NDSS Registration for Syringes & Needles

When starting insulin with type 1 diabetes, registration should occur on the NDSS for access to both needles and syringes
(https://www.ndss.com.au/about-the-ndss/registration/ ).
If an individual has type 2 diabetes and needs insulin (or exenatide), the classification of the NDSS becomes insulin requiring type 2 (or injectable medicine requiring) and again needles or syringes can be given immediately and a form for further supply can be filled out as appropriate.
https://www.ndss.com.au/wp-content/uploads/forms/form-syringe-pen-needle-access.pdf
Please note this form DOES NOT need to be signed by a health care professional to upgrade the person to injectable medicine (this includes insulin and Byetta at the time of writing). A copy of the prescription accompanying the form is sufficient to change the NDSS status.

Insulin Syringes

Insulin syringes come as a 1ml (100 IU-international units), 0.5ml (50 IU) and 0.3 ml (30 IU).

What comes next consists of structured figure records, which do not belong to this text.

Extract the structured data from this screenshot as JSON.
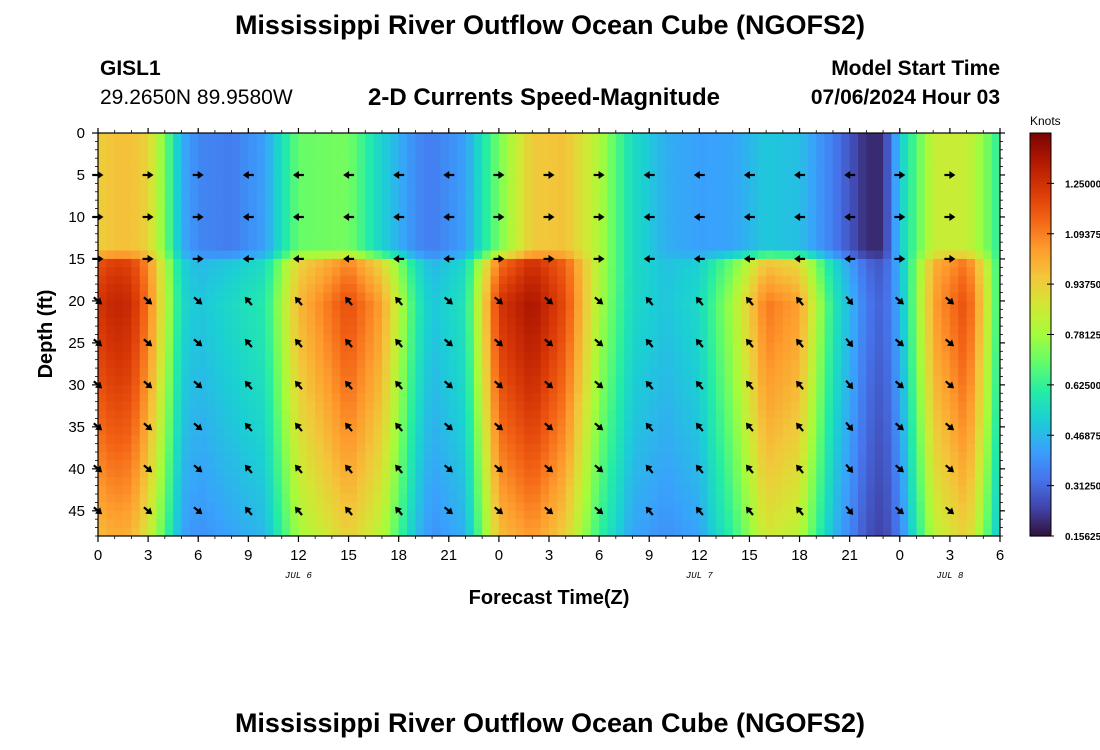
{
  "header": {
    "title": "Mississippi River Outflow Ocean Cube (NGOFS2)",
    "station_id": "GISL1",
    "station_coords": "29.2650N  89.9580W",
    "product": "2-D Currents Speed-Magnitude",
    "model_start_label": "Model Start Time",
    "model_start_value": "07/06/2024 Hour 03"
  },
  "footer": {
    "title": "Mississippi River Outflow Ocean Cube (NGOFS2)"
  },
  "colors": {
    "colormap": [
      "#30123b",
      "#4145ab",
      "#4675ed",
      "#39a2fc",
      "#1bcfd4",
      "#24eca6",
      "#61fc6c",
      "#a4fc3b",
      "#d1e834",
      "#f3c63a",
      "#fe9b2d",
      "#f36315",
      "#d93806",
      "#b11901",
      "#7a0402"
    ],
    "arrow": "#000000"
  },
  "chart_data": {
    "type": "heatmap",
    "xlabel": "Forecast Time(Z)",
    "ylabel": "Depth (ft)",
    "x_range_hours": [
      0,
      54
    ],
    "x_ticks": [
      {
        "hour": 0,
        "label": "0"
      },
      {
        "hour": 3,
        "label": "3"
      },
      {
        "hour": 6,
        "label": "6"
      },
      {
        "hour": 9,
        "label": "9"
      },
      {
        "hour": 12,
        "label": "12"
      },
      {
        "hour": 15,
        "label": "15"
      },
      {
        "hour": 18,
        "label": "18"
      },
      {
        "hour": 21,
        "label": "21"
      },
      {
        "hour": 24,
        "label": "0"
      },
      {
        "hour": 27,
        "label": "3"
      },
      {
        "hour": 30,
        "label": "6"
      },
      {
        "hour": 33,
        "label": "9"
      },
      {
        "hour": 36,
        "label": "12"
      },
      {
        "hour": 39,
        "label": "15"
      },
      {
        "hour": 42,
        "label": "18"
      },
      {
        "hour": 45,
        "label": "21"
      },
      {
        "hour": 48,
        "label": "0"
      },
      {
        "hour": 51,
        "label": "3"
      },
      {
        "hour": 54,
        "label": "6"
      }
    ],
    "date_labels": [
      {
        "hour": 12,
        "label": "JUL 6"
      },
      {
        "hour": 36,
        "label": "JUL 7"
      },
      {
        "hour": 51,
        "label": "JUL 8"
      }
    ],
    "y_range_ft": [
      0,
      48
    ],
    "y_ticks": [
      0,
      5,
      10,
      15,
      20,
      25,
      30,
      35,
      40,
      45
    ],
    "colorbar": {
      "units": "Knots",
      "range": [
        0.15625,
        1.40625
      ],
      "ticks": [
        "1.25000",
        "1.09375",
        "0.93750",
        "0.78125",
        "0.62500",
        "0.46875",
        "0.31250",
        "0.15625"
      ]
    },
    "upper_layer": {
      "depth_range_ft": [
        0,
        15.5
      ],
      "hours": [
        0,
        1,
        2,
        3,
        4,
        5,
        6,
        8,
        10,
        12,
        15,
        17,
        19,
        20,
        22,
        24,
        26,
        28,
        30,
        32,
        34,
        36,
        38,
        40,
        42,
        44,
        46,
        47,
        48,
        50,
        52,
        53,
        54
      ],
      "speed": [
        0.94,
        0.97,
        0.97,
        0.93,
        0.72,
        0.45,
        0.37,
        0.35,
        0.42,
        0.7,
        0.72,
        0.52,
        0.38,
        0.35,
        0.42,
        0.72,
        0.95,
        0.97,
        0.8,
        0.55,
        0.45,
        0.42,
        0.43,
        0.5,
        0.48,
        0.35,
        0.2,
        0.2,
        0.5,
        0.85,
        0.85,
        0.75,
        0.6
      ]
    },
    "lower_layer": {
      "depth_range_ft": [
        15.5,
        48
      ],
      "hours": [
        0,
        1,
        2,
        3,
        4,
        5,
        6,
        8,
        10,
        12,
        15,
        17,
        19,
        20,
        22,
        24,
        26,
        28,
        30,
        32,
        34,
        36,
        38,
        40,
        42,
        44,
        46,
        47,
        48,
        50,
        52,
        53,
        54
      ],
      "speed": [
        1.25,
        1.3,
        1.28,
        1.12,
        0.85,
        0.55,
        0.5,
        0.55,
        0.6,
        1.0,
        1.2,
        1.05,
        0.62,
        0.5,
        0.58,
        1.25,
        1.35,
        1.2,
        0.8,
        0.55,
        0.5,
        0.55,
        0.8,
        1.12,
        1.05,
        0.6,
        0.35,
        0.3,
        0.45,
        1.05,
        1.2,
        0.95,
        0.6
      ]
    },
    "vectors": {
      "hours": [
        0,
        3,
        6,
        9,
        12,
        15,
        18,
        21,
        24,
        27,
        30,
        33,
        36,
        39,
        42,
        45,
        48,
        51
      ],
      "depths_ft": [
        5,
        10,
        15,
        20,
        25,
        30,
        35,
        40,
        45
      ],
      "upper_direction_deg": [
        90,
        90,
        90,
        270,
        270,
        270,
        270,
        270,
        90,
        90,
        90,
        270,
        270,
        270,
        270,
        270,
        90,
        90
      ],
      "lower_direction_deg": [
        130,
        130,
        130,
        320,
        320,
        320,
        320,
        130,
        130,
        130,
        130,
        320,
        320,
        320,
        320,
        140,
        130,
        130
      ]
    }
  }
}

They are usually used when more than one insulin is mixed and injected at the same time (in the same syringe) often in children or when there is a third party giving the injection (a carer or nurse perhaps in a hospital setting). It should be noted however that only insulin that is 100IU per mL can be drawn into these syringes.
Which size syringe is chosen usually depends on how much insulin (volume) needs to be injected?
Syringes should only be used once.
Syringes should be discarded in a sharp container and disposed of appropriately.

Pen Needles
Pen needles are designed to be placed on the end of the pen device (Penfill, Flexpen, Innolet, FlexTouch, and some of the injectable medicines including exenatide {Byetta}, dulaglutide (Trulicity), semaglutide (Ozempic) and liraglutide (Victoza) to ensure the medicine is delivered accurately and precisely where it is intended.
  • Each needle should only be used once.
At the time of writing there were needle lengths ranging from 4mm up to 12mm on the NDSS. What determines which length needle is to be used by an individual is dependent upon several factors including (but not limited to) the type of medicine, the units of medicine injected, the amount of adiposity of an individual, the presence (or absence) of scar tissue at injection site, the injection site (abdomen vs. leg), type of diabetes, and length of diabetes.
  • Pen needles should only be used once.
  • Pen needles should be discarded in a sharp container and disposed of appropriately.
Lipohypertropy
Using blunt needles can cause scaring at the injection site and affect insulin absorption long term. This is known as lipohypertropy. Lipodystrophy may delay insulin absorption and cause unpredictability, compounding the possibility of erratic glucose levels.
Ensure that each person using insulin (or injectable medicine) understands a new needle or syringe must be used each time.